Ok, I kind of thought a few minutes after pressing "post" that the Matthew Shepard reference would be distracting. So let's set that aside for now. But allow me to go further on two points:
First, if there were a video of simply a girl punching a guy in the balls, without any further context, that would not be funny. That would still be dumb. Even accepting, for the sake of argument, your premise of gender blindness (i.e., it wouldn't matter if this were a girl doing it to a guy, or a guy doing it to a guy, or a girl doing it to a girl), it's still just a video of one person doing a violent thing to another person. That's not funny; that's just some empty internet video, of the type very intelligently lampooned by Human Giant here:
http://www.funnyordie.com/videos/d6e1037cc2.
I agree that the concept is ridiculous enough to be funny in a sketch or improv scene, under any number of different scenarios you've shared with, and thus established with, your audience (e.g., the guy is an unorthodox OB-GYN; or the woman is demanding it as some part of S&M play; or she is an alien robo-zombie whose entire body is made of impenetrable steel machinery, other than her one still-humanly-vulnerable Achillean part). Or this would even be funny, on some level, if you knew that the guy was, I don't know, Sean Penn or Russell Crowe, and the woman was a freelance photographer, because you'd have the added information and context of celebrity privilege vs. the intrusiveness of the paparazzi. But random person punching random person in the crotch? There's no cleverness, no insight, no game. We might as well be watching videos of people slipping on a banana peel. In any case, I think you agree, to some extent, since you point out that the video was "the same 30 seconds of silent, black and white footage replayed over the span of 2 minutes."

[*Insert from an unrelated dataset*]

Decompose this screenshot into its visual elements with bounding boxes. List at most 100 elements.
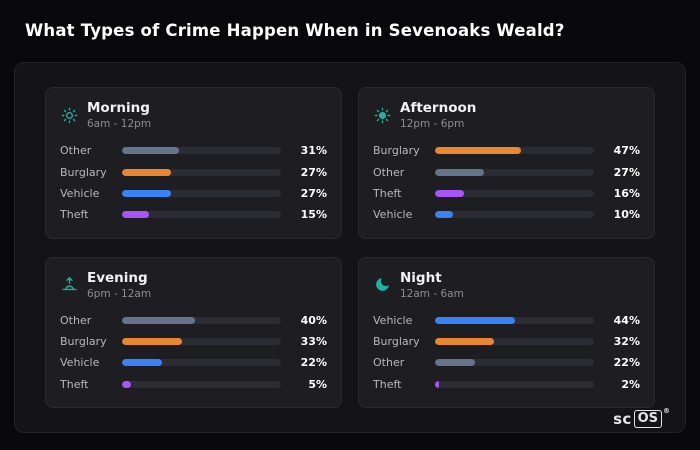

Second, I don't think we can ignore the social dimensions of something; that often has a TON to do with why something is funny. I don't know if on paper this makes me less committed to the idea of "gender equality," but when presented with the premise "man hits woman," there's a whole lot of cultural baggage and information that gets conjured up with that (e.g. domestic violence/ingrained machismo), all of which points generally toward that being a particularly undesirable, and wrong, thing. Now I'm not saying that therefore the premise "man hits woman" should never appear in comedy; rather, I'm suggesting that, in order for it to work, that additional information as to the cultural meaning of that interaction should be used and can provide the context for a very funny scene. In other words, we can't really ignore that something like "man hits woman" is taboo (and for good reasons, I'll editorialize), and we should be aware of that in approaching how to use that to get to the funny. The premise "woman hits man," on the other hand, has a different cultural meaning; one that, I would submit, already has a built-in irony -- given the association we have, however unfortunately for gender equality, that it is typically the other way around.